Click Here it's "FREE"... 5 Day eCourse

How to post Qview to Forum:

When you uploading to Photobucket I always use the Large IMG setting, 640 x 480 it is a nice size...

Everyone here enjoys seeing the Qview so be sure to post plenty of pics...

Large ones that us old people with bad eyes can see.

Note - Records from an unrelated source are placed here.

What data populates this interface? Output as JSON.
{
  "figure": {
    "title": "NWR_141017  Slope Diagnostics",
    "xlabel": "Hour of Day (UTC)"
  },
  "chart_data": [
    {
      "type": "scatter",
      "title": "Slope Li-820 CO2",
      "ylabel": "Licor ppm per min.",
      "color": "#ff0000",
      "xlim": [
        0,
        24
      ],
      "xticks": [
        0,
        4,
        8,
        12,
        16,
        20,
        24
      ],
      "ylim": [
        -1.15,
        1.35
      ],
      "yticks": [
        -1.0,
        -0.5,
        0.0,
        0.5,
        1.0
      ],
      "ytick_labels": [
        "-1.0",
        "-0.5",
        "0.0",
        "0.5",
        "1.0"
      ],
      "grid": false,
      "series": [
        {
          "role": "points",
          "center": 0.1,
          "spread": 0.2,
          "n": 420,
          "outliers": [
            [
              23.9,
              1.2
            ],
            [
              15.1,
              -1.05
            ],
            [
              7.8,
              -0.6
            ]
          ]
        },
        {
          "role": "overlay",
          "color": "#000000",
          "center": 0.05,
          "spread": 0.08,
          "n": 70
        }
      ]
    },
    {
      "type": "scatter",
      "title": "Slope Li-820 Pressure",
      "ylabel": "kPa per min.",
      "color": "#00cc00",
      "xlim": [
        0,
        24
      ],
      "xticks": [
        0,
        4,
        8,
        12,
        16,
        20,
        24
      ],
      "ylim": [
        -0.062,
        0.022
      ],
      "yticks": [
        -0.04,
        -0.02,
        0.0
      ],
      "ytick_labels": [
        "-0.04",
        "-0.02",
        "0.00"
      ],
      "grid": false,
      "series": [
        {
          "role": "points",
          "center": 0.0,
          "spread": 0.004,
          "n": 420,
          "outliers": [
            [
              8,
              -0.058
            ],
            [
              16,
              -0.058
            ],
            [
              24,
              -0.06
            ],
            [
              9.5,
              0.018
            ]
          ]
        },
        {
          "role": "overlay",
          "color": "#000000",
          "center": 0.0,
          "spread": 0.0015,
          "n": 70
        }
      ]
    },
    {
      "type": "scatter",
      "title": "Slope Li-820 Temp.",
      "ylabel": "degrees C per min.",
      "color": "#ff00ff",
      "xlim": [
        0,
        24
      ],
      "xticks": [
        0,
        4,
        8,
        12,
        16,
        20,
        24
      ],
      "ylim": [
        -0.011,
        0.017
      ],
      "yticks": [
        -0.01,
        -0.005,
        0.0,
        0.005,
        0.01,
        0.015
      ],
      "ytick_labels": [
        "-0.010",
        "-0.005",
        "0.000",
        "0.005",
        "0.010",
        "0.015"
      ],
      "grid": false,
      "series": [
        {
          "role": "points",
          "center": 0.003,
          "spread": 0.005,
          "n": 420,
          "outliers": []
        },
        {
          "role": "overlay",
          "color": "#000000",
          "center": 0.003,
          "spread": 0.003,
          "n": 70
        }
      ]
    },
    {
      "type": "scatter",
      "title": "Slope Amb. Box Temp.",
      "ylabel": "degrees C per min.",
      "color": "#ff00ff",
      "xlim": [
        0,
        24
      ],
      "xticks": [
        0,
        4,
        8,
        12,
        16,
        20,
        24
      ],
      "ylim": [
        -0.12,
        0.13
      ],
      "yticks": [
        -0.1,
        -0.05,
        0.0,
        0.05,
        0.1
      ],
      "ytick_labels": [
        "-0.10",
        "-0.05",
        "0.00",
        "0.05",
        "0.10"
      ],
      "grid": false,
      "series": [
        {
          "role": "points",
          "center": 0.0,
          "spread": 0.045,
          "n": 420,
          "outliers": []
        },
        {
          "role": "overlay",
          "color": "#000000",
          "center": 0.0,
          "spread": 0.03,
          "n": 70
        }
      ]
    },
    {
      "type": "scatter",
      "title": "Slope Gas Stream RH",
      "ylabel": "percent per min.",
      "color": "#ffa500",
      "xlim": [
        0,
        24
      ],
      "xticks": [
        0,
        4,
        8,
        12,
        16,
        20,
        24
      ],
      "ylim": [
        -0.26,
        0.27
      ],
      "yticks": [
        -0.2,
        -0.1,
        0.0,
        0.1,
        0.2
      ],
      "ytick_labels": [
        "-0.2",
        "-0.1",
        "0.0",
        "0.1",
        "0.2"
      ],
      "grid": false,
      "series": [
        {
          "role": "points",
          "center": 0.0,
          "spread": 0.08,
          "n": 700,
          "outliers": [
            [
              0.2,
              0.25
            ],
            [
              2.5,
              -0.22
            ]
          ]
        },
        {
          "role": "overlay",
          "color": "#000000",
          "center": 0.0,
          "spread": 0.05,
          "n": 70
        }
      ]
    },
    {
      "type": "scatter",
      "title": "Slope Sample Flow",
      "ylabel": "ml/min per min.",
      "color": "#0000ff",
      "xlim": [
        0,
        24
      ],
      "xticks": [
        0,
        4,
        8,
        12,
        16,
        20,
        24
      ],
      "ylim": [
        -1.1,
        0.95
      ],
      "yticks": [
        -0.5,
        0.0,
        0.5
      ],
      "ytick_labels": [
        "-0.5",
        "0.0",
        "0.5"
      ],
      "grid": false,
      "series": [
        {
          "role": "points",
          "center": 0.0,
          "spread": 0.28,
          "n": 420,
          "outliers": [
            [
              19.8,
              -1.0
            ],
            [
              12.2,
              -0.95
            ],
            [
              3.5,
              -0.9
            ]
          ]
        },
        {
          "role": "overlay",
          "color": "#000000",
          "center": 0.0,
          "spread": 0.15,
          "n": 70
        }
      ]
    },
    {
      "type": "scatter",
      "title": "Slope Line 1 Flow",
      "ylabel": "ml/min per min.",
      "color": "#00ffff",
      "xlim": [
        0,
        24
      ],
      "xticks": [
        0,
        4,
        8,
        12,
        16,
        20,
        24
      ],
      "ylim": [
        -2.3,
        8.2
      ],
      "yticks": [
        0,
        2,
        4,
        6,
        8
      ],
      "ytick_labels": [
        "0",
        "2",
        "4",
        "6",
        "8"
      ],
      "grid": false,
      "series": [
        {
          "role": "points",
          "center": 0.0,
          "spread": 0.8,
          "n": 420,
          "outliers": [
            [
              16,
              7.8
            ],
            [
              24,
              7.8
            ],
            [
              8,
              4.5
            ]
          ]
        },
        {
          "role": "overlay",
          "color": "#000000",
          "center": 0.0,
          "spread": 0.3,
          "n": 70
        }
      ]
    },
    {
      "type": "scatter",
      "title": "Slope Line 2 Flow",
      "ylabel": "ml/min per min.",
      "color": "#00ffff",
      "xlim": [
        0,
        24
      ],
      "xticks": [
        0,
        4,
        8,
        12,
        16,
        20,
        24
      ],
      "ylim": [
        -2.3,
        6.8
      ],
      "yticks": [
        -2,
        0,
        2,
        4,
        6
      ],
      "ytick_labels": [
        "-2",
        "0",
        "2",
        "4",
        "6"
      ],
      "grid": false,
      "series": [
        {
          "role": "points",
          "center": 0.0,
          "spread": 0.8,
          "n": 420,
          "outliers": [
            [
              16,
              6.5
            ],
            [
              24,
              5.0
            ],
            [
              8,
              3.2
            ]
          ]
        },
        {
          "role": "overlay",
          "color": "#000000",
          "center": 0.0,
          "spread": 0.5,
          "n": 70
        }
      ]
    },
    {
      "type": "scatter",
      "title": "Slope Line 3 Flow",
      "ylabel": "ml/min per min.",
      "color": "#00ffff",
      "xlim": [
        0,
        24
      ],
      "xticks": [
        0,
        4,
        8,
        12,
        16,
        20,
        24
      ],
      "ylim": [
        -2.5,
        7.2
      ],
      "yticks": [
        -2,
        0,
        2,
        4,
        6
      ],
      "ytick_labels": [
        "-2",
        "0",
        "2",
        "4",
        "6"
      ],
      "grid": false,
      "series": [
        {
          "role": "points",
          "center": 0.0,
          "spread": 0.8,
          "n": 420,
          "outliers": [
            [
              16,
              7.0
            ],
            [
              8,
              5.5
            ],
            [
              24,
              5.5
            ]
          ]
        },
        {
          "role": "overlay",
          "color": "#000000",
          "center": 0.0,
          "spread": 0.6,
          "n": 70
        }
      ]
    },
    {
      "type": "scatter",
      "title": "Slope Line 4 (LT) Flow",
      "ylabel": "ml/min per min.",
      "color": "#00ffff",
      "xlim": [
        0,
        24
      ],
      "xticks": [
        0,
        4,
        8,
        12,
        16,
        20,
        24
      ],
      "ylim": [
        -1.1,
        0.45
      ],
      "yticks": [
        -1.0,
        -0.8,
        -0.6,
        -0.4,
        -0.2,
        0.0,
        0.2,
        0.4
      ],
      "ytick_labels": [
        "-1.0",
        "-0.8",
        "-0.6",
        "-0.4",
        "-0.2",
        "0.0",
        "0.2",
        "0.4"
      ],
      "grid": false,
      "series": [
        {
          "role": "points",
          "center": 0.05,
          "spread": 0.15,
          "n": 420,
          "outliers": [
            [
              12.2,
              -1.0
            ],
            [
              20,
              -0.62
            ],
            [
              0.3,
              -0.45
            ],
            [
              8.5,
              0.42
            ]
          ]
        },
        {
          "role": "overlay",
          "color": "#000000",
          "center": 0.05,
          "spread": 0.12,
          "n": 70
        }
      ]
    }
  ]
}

For Step By Step Instructions On Posting Qview Check Out This Tutorial

http://www.smokingmeatforums.com/for...ad.php?t=82034


----------



## irishteabear (Jan 7, 2010)

Welcome to SMF.  Glad you joined us.


----------



## morkdach (Jan 7, 2010)

no stupid 
	

	
	
		
		



		
			






's here my friend just ask away & show us what ya got.
alot of pork to practice with oh wow


----------



## ol' smokey (Jan 7, 2010)

Welcome to the SMF.


----------



## bassman (Jan 7, 2010)

Welcome to the forum.  Also, thank you for helping to supply us with the meat products we love for our smoking addiction.


----------



## jdt (Jan 7, 2010)

welcome from des moines, can we just order now or do you want to get to know us a little before we start trying to buy meat from ya


----------



## mballi3011 (Jan 7, 2010)

First off welcome to *SMF*. You'll like it here cause there are abunch of good folks here that would just love to help you out with just about anything to do with smoking. We really like to have newbies here because they can bring in a new propective to how things are done. There's nothing like a new set of eyes to give and new way to make things that little differant to make things alittle better. So I hope you know about the *Qview* here. 
http://www.smokingmeatforums.com/for...ad.php?t=58920
Here's a link to photobucket it's free and easy to download pictures. Then if your really new to smoking Look up the E-course. 
http://www.smokingmeatforums.com/for...play.php?f=127
It's also free and it will give you the basics of smoking. So after all of that you just need to go grab something to smoke and if you have any question just post them here and we will answer it quickly so you don't have any mishaps with your smoke. 
Welcome To Your New Addiction


----------



## richoso1 (Jan 7, 2010)

Welcome to the SMF, and don't be shy with any questions you have. We have a friendly membership with folks who like to share good times.


----------



## treegje (Jan 7, 2010)

Welcome to the SMF,We are glad to have you onboard


----------



## iamaxxer (Jan 7, 2010)

Hello to another Iowan... what area you from?


----------



## capitalist swine (Jan 7, 2010)

Im from Huxley, It right between Ames and Ankeny.


----------



## smokebuzz (Jan 7, 2010)

I'm just over the way in Nevada


----------



## the dude abides (Jan 7, 2010)

I like the way you're thinking JDT!  

Welcome from another Hawkeye, down in Des Moines.


----------



## etcher1 (Jan 7, 2010)

Welcome to the *SMF* forum, You came to the right place. Good people and good info.


----------



## meateater (Jan 7, 2010)

Welcome to the SMF. Glad to have you here. Lots of good folks here and knowledge. Looking forward to your first qview.


----------



## capitalist swine (Jan 8, 2010)

Perhaps we can work something out.


----------



## iamaxxer (Jan 8, 2010)

I'm from Waverly... north of Waterloo...


----------



## capitalist swine (Jan 8, 2010)

Just out of curiosity how many Iowas do we have here?


----------



## smokebuzz (Jan 8, 2010)

probly over 100, 15-20 active regularly


----------



## smokebuzz (Jan 8, 2010)

search show 98, but not all have "Iowa" in there location.


----------



## point blank (Jan 8, 2010)

Fairbank here, just NE of Waterloo


----------



## smokebuzz (Jan 8, 2010)

I'm getting ready to order a knfe from a maker in Fairbank.


----------



## bbqmaverick (Jan 8, 2010)

Welcome to the forum.  No stupid questions here.  If anyone gives you any crap and says it's a stupid question they don't belong here.  Good to see another Iowan here.


----------



## new vision (Jan 10, 2010)

Welcome from Southern Iowa!!! Now you did it, I'm going to have to go to Fareway for some Iowa Chops!!!


----------